James Archibald Campbell (1843 - 1917)
Campbell was a
businessman in Kansas, Topeka and Shawnee County, and his two sons, James
A., Jr., and Edwin A. Campbell gave a distinction to the family by the
fact that at the same time they held two of the county offices of Shawnee
County. James A., Jr., was the county surveyor, while Edwin A. was the
county treasurer. Before James A. Campbell came to Kansas he was
identified with the family interests in Scotland. He belonged to one of
the oldest branches of the Argyll family, tracing an unbroken descent from
Dugal Campbell A. D. 1160, younger son of the third Knight of Lochow. It
is a matter of special interest that Mr. Campbell's great-uncle, Maj.-Gen.
Sir Archibald Campbell, K. B., was in the British army during the American
Revolution, fought for the mother country, was taken prisoner in Boston
harbour and on May 3, 1778, was exchanged for Ethan Allen, the hero of
Ticonderoga. Afterwards he was governor of Jamaica and later of Madras and
is buried in Westminster Abbey, London. The fine old family estates of "Inverneill"
and Ross in Scotland were owned by Mr. Campbell's brother, Col. Duncan
Campbell, of the British army.
James A. Campbell was born at Inverneill, Argyllshire, Scotland, November
30, 1843, and grew to manhood in his native country.
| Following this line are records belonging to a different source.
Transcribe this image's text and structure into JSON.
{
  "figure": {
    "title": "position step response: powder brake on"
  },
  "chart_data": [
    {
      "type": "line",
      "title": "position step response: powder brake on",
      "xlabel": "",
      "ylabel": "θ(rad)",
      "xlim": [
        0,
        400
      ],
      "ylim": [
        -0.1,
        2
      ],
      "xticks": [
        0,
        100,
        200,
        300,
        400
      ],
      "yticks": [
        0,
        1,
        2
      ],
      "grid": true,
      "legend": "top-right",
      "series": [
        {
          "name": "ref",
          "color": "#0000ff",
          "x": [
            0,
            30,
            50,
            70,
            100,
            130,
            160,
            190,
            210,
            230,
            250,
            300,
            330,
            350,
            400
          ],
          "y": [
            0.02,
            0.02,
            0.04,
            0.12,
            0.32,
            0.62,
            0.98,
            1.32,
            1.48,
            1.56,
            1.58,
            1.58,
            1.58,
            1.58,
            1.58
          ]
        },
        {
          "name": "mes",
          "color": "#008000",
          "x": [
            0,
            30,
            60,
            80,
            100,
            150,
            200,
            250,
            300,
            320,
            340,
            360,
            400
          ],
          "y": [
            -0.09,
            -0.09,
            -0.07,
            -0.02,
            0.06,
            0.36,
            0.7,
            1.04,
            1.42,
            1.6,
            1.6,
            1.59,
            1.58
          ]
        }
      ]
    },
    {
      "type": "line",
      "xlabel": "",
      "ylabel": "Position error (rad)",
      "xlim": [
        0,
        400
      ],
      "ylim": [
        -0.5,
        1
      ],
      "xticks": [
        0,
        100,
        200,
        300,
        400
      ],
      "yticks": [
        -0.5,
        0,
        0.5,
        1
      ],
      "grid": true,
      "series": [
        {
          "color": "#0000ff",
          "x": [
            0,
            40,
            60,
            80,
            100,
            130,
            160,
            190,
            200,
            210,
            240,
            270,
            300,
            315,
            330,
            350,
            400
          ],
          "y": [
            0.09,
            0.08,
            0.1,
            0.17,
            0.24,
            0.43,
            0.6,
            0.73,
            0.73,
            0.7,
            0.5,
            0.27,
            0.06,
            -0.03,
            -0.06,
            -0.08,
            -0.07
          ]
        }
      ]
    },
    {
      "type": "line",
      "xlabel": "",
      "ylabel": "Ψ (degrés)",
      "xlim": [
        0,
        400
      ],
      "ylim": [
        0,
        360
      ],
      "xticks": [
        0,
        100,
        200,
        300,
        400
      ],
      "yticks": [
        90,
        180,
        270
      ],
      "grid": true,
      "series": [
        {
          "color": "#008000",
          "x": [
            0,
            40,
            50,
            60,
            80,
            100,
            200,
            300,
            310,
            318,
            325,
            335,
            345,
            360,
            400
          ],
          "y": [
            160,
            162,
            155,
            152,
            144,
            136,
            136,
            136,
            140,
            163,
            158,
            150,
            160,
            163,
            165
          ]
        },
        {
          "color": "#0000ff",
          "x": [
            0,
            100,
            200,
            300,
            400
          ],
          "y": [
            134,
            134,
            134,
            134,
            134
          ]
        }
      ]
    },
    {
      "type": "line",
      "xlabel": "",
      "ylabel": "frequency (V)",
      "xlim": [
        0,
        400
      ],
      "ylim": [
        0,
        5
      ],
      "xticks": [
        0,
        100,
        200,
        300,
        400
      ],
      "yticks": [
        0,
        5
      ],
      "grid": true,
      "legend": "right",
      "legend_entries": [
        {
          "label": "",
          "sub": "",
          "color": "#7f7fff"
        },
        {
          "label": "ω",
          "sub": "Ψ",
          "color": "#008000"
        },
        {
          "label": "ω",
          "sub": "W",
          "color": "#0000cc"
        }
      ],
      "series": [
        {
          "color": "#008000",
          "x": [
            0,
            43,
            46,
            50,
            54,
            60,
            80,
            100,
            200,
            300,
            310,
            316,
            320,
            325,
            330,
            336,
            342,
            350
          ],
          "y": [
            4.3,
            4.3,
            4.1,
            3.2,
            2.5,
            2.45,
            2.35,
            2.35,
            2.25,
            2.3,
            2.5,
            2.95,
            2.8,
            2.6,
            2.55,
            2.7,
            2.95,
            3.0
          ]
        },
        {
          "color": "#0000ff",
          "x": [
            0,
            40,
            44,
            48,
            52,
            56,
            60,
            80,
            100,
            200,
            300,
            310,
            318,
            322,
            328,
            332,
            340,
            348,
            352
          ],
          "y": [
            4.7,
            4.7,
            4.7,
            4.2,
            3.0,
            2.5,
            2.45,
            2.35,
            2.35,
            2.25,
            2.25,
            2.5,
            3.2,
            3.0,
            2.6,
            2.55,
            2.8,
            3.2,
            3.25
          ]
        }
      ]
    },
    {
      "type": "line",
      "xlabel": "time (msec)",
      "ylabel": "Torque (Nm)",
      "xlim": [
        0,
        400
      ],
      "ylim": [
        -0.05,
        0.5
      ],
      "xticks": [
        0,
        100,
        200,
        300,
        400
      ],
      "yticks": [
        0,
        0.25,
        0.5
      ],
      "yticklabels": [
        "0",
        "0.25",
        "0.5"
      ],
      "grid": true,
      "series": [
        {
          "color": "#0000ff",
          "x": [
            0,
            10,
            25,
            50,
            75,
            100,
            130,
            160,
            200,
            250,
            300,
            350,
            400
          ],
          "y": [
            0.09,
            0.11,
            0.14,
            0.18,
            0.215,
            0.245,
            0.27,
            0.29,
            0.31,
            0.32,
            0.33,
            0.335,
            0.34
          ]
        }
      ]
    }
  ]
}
His father, after
whom he was named, was a captain in the British army and was in the
military service of Great Britain until he retired. At that time he
inherited the estates of Inverneill and Ross, and he lived there until his
death in 1878 at the age of seventy-nine. Captain Campbell married Anne
Bowdon, who died in 1845, when her son James A. was a child. James A.
Campbell received a liberal education and a thorough training for
business. He attended a boarding school at Liverpool, England, and also
Madras College at St. Andrews, Scotland. At Manchester, England, he
learned mechanical engineering, but most of his early business experience
was in handling mill supplies at Glasgow, and during that time he also
acted as factor for his father's estates. Giving up these connections and
interests he came to America in 1880. His first home in this country was
in Kansas, and his first experience was in farming in Chase County. A
little later he became a draftsman in the building department of the Santa
Fe Railway, and removing to Topeka about 1881 lived in that city ever
since. In 1884 he became bookkeeper for the Inter-Ocean mills and in 1898
transferred his services to the Mid-Continent mills. Since the fall of
1914 he held a clerical position in the office of the surveyor of Shawnee
On June 23, 1881, after coming to Kansas, Mr. Campbell married Euphemia
Morison, a daughter of James Morison, of Rossie, Dunning, Perthshire,
Scotland. He died in Shawnee County on 7 August 1917.